A l'intérieur, une chaîne hi-fi crache un morceau d'un groupe de reggae burundais. Le nom de l'établissement, qui se détache en lettres capitales sur la devanture, n'a pas été choisi par hasard: "Imuhira", signifiant "A la maison" en kirundi, la langue officielle au Burundi.
L'Imuhira, un bâtiment de plain-pied coincé entre d'autres bars, a été ouvert il y a un mois dans la capitale rwandaise par des réfugiés burundais regroupés en coopérative. Car, après deux ans d'une crise sans issue en perspective dans leur pays, ces réfugiés se sentent acculés et tentent tant bien que mal de trouver des moyens de subsistance à Kigali.
"On est réfugiés mais on n'est pas condamnés à mort!", martèle Lionel Nintereste, un des co-fondateurs de l'Imuhira, attablé dans un recoin de la terrasse. "Après tout, la vie doit continuer."
Ce trentenaire est un membre du parti d'opposition Uprona et a activement participé au mouvement de protestation déclenché fin avril 2015 par l'annonce de la candidature du président Pierre Nkurunziza à un troisième mandat controversé, finalement obtenu en juillet de la même année.
La violente répression qui s'en est suivie l'a poussé à fuir au Rwanda, ennemi juré du gouvernement burundais, en juin 2015.

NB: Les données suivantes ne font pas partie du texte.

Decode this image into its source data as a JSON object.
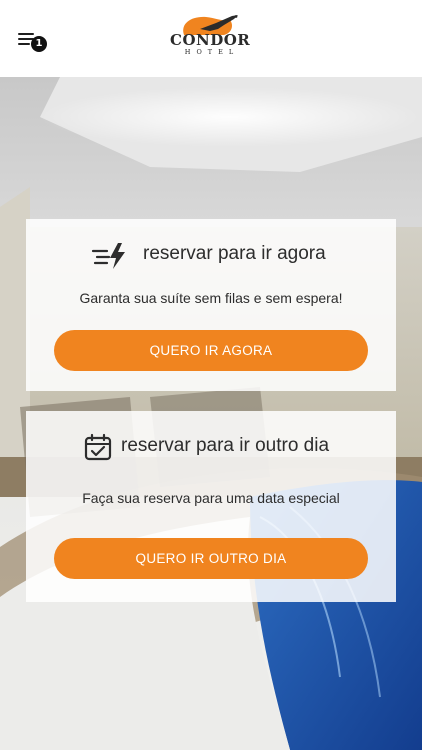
{
  "header": {
    "menu_icon": "hamburger-menu-icon",
    "menu_badge": "1",
    "logo_name": "CONDOR",
    "logo_sub": "HOTEL"
  },
  "cards": [
    {
      "icon": "lightning-icon",
      "title": "reservar para ir agora",
      "subtitle": "Garanta sua suíte sem filas e sem espera!",
      "button": "QUERO IR AGORA"
    },
    {
      "icon": "calendar-check-icon",
      "title": "reservar para ir outro dia",
      "subtitle": "Faça sua reserva para uma data especial",
      "button": "QUERO IR OUTRO DIA"
    }
  ],
  "colors": {
    "accent": "#f0841f",
    "header_bg": "#ffffff",
    "card_bg": "#ffffff"
  }
}
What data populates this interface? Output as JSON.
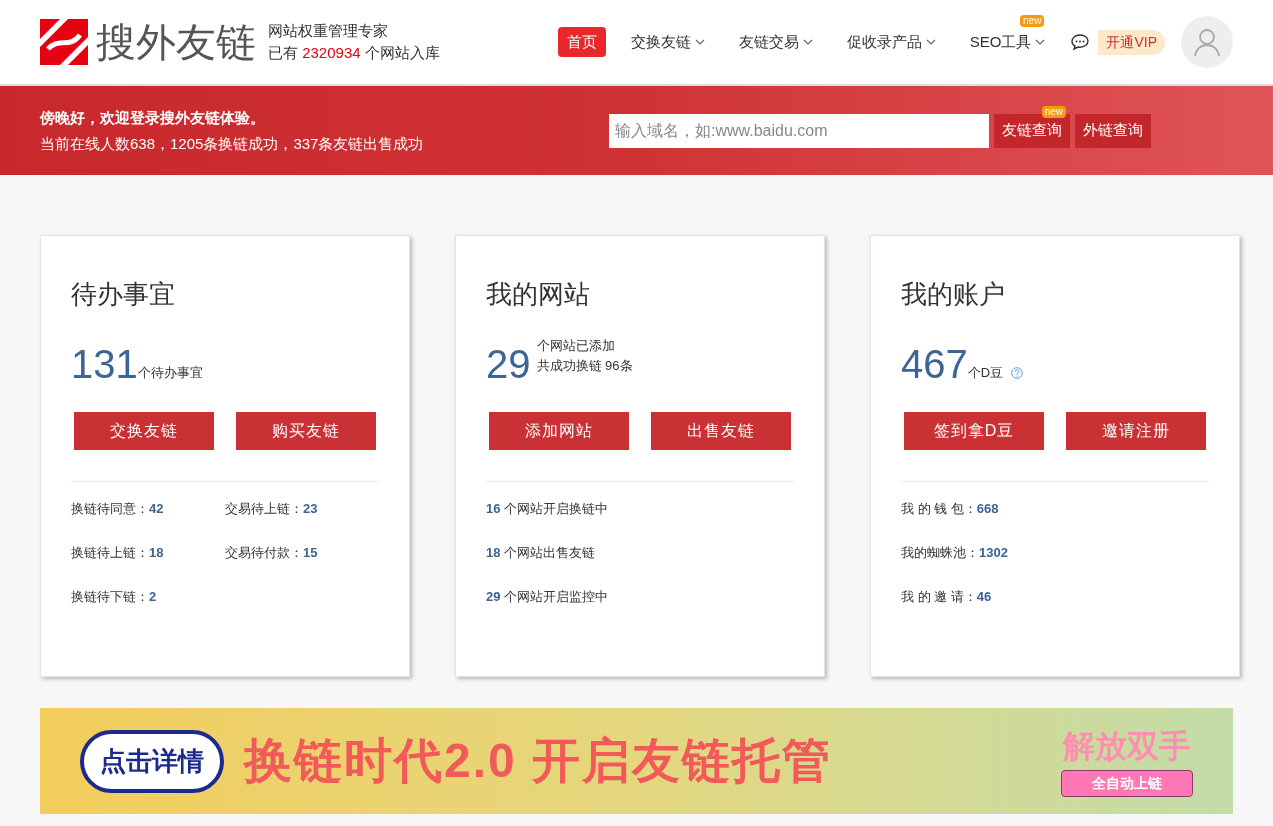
{
  "header": {
    "logo_text": "搜外友链",
    "tagline": "网站权重管理专家",
    "count_prefix": "已有",
    "count": "2320934",
    "count_suffix": "个网站入库",
    "nav": [
      {
        "label": "首页",
        "selected": true,
        "dropdown": false
      },
      {
        "label": "交换友链",
        "selected": false,
        "dropdown": true
      },
      {
        "label": "友链交易",
        "selected": false,
        "dropdown": true
      },
      {
        "label": "促收录产品",
        "selected": false,
        "dropdown": true
      },
      {
        "label": "SEO工具",
        "selected": false,
        "dropdown": true,
        "badge": "new"
      }
    ],
    "vip": "开通VIP"
  },
  "banner": {
    "greeting": "傍晚好，欢迎登录搜外友链体验。",
    "stats": "当前在线人数638，1205条换链成功，337条友链出售成功",
    "search_placeholder": "输入域名，如:www.baidu.com",
    "buttons": [
      {
        "label": "友链查询",
        "badge": "new"
      },
      {
        "label": "外链查询"
      }
    ]
  },
  "cards": [
    {
      "title": "待办事宜",
      "number": "131",
      "captions": [
        "个待办事宜"
      ],
      "help": false,
      "buttons": [
        "交换友链",
        "购买友链"
      ],
      "stats": [
        {
          "kind": "label_first",
          "label": "换链待同意：",
          "value": "42"
        },
        {
          "kind": "label_first",
          "label": "交易待上链：",
          "value": "23"
        },
        {
          "kind": "label_first",
          "label": "换链待上链：",
          "value": "18"
        },
        {
          "kind": "label_first",
          "label": "交易待付款：",
          "value": "15"
        },
        {
          "kind": "label_first",
          "label": "换链待下链：",
          "value": "2"
        }
      ]
    },
    {
      "title": "我的网站",
      "number": "29",
      "captions": [
        "个网站已添加",
        "共成功换链 96条"
      ],
      "help": false,
      "buttons": [
        "添加网站",
        "出售友链"
      ],
      "stats": [
        {
          "kind": "value_first",
          "label": "个网站开启换链中",
          "value": "16"
        },
        {
          "kind": "value_first",
          "label": "个网站出售友链",
          "value": "18"
        },
        {
          "kind": "value_first",
          "label": "个网站开启监控中",
          "value": "29"
        }
      ]
    },
    {
      "title": "我的账户",
      "number": "467",
      "captions": [
        "个D豆"
      ],
      "help": true,
      "buttons": [
        "签到拿D豆",
        "邀请注册"
      ],
      "stats": [
        {
          "kind": "label_first",
          "label": "我 的 钱 包：",
          "value": "668"
        },
        {
          "kind": "label_first",
          "label": "我的蜘蛛池：",
          "value": "1302"
        },
        {
          "kind": "label_first",
          "label": "我 的 邀 请：",
          "value": "46"
        }
      ]
    }
  ],
  "promo": {
    "cloud_text": "点击详情",
    "headline": "换链时代2.0 开启友链托管",
    "side_title": "解放双手",
    "side_button": "全自动上链"
  }
}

En tout, quelque 400.000 Burundais ont fui les violences dans leur pays, dont 85.000 ont trouvé refuge au Rwanda. La majorité est installée dans un camp dans l'est du pays mais 28.000 vivent à Kigali, dont des journalistes, membres de la société civile, politiciens et plus généralement des Burundais relativement aisés.
- 'Dignes et forts' -
L'Imuhira emploie 20 personnes et les membres de la coopérative ont désormais pour projet d'ouvrir un magasin d'alimentation et de créer un système de mutuelle de santé pour que les réfugiés rentrent "dignes et forts" au Burundi, le moment venu, soutient Lionel.
Mais, pour nombre de réfugiés burundais à Kigali, s'offrir une bière sur la terrasse de l'Imuhira est devenu un luxe.
Si parfois des petits boulots se présentent, la plupart se plaignent d'un marché du travail saturé. De plus, selon le Haut commissariat de l'ONU aux réfugiés (HCR), nombre d'employeurs ne savent pas que le statut de réfugiés leur permet de travailler ou que les documents d'identités fournis par l'ONU sont suffisants pour les engager.
Afin de s'entraider et maintenir une cohésion, ces réfugiés se sont organisés par quartier et communiquent via le réseau social WhatsApp. Ils y partagent des annonces d'emploi, des informations sur leur pays ou s'enquièrent des nouvelles de proches disparus.
Les plus sportifs se retrouvent le samedi matin aux alentours du stade pour un footing dans les rues.
"On essaie de s'occuper et de ne pas rester inactifs, même si beaucoup sont démoralisés face à l'absence d'une sortie de crise", explique Jules, un avocat de 33 ans, évoquant les pourparlers au point mort entre Bujumbura et l'opposition en exil. Jules préfère d'ailleurs utiliser un pseudonyme de peur de possibles représailles contre sa famille restée au Burundi.
- Rire jaune -
Le président Pierre Nkurunziza "ne veut pas de négociation, il a pris une autre ligne, celle de la guerre", estime Lionel, qui ne croit plus en une issue pacifique. Et malgré les difficultés rencontrées à Kigali, aucun ne songe à rentrer au Burundi dans l'immédiat.
En deux ans, les violences ont fait 500 morts selon l'ONU et 2.000 selon les ONG. Et sur la terrasse de l'Imuhira, l'affirmation des autorités burundaises selon laquelle la "paix est revenue" au Burundi, fait rire jaune.
"Ce qui nous a poussés à fuir est encore là", assure Pascal Niyonzima, tambourinaire burundais, rencontré à l'association burundaise en exil "Maison Shalom", qui vient désormais en aide aux réfugiés.
Selon de nombreux rapports de l'ONU et d'organisations de défense des droits de l'Homme, le calme relatif qui règne au Burundi est maintenu au prix d'une féroce répression fondée sur la terreur, dont les principaux instruments sont les redoutés services de renseignement et les Imbonerakure, la ligue de jeunesse du parti au pouvoir le CNDD-FDD, qualifiée de milice par l'ONU.
Selon Lionel, "la situation au Burundi est beaucoup plus grave qu'avant". "On emprisonne, on torture et on fait disparaître dans le silence car il n'y a plus de médias ni de société civile."